Google is developing technology that could position it to compete with a new breed of digital media companies that are generating story ideas for the internet by mining online search data for under-covered topics.
Source: Google shadow over new media groups
One data-mining guy can easily identify the other similar contents (scrapped/crawled + remixed by other guy). It’s not a rocket science for CS Engineering graduates. If Google can release that “new system” it will be good for us bloggers that create unique content. But that system can be really difficult to implement. Why?
Let’s say that I create a new site and content. Came the kid that scrape my content and post them into their old autoblog or spam site, what do you think it will happen? The old site that is indexed in Google will be seen as the “first poster” because Google found it first. But then there are two options for Google to add to its system and I think it will for sure. The process can be like this (a little difficult to explain, but will try my best):
–> Google get the article copied from the autoblog
–> The owner of that article add a backlink pointing to another part of the site
–> Google now, has to check if the site is an autoblog (which autobloggers can really make a good job and hide it)

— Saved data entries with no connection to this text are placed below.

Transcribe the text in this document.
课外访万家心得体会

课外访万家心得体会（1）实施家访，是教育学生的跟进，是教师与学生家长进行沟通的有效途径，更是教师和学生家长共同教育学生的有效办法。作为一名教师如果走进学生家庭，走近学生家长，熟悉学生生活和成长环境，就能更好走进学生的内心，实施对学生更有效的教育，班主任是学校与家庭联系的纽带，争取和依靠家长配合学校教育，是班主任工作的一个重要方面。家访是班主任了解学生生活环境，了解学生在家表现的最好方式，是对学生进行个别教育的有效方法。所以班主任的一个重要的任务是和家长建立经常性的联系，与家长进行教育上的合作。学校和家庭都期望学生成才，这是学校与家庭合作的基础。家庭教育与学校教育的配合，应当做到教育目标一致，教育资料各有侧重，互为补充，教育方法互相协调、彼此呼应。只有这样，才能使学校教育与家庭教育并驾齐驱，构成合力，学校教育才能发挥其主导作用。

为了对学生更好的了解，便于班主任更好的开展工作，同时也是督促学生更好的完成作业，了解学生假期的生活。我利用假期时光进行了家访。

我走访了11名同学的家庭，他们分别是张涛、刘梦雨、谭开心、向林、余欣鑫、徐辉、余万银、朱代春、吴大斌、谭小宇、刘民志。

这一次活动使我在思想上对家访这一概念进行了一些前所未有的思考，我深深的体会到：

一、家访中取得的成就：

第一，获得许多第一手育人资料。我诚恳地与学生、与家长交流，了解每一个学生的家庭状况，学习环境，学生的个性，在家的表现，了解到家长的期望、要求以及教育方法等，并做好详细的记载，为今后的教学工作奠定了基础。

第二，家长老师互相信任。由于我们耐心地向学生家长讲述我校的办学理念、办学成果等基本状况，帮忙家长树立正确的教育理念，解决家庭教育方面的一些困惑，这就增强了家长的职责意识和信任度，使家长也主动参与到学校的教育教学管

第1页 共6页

–> Following the link of the article, Google may find that the new site has the same article and “think” that the owner of that article is for the new blog.
But there is really a problem with this scenario, if the new site has let’s say 1000 pages of content. Google should scan all content from that new site and will take a lot of time. What about those webmasters that don’t add links into their content? (there are millions that don’t do that) What about the autoblogger owner edit the content and remove the link from the article? That will be really difficult to Google to develop such an effective system. What do you think about this?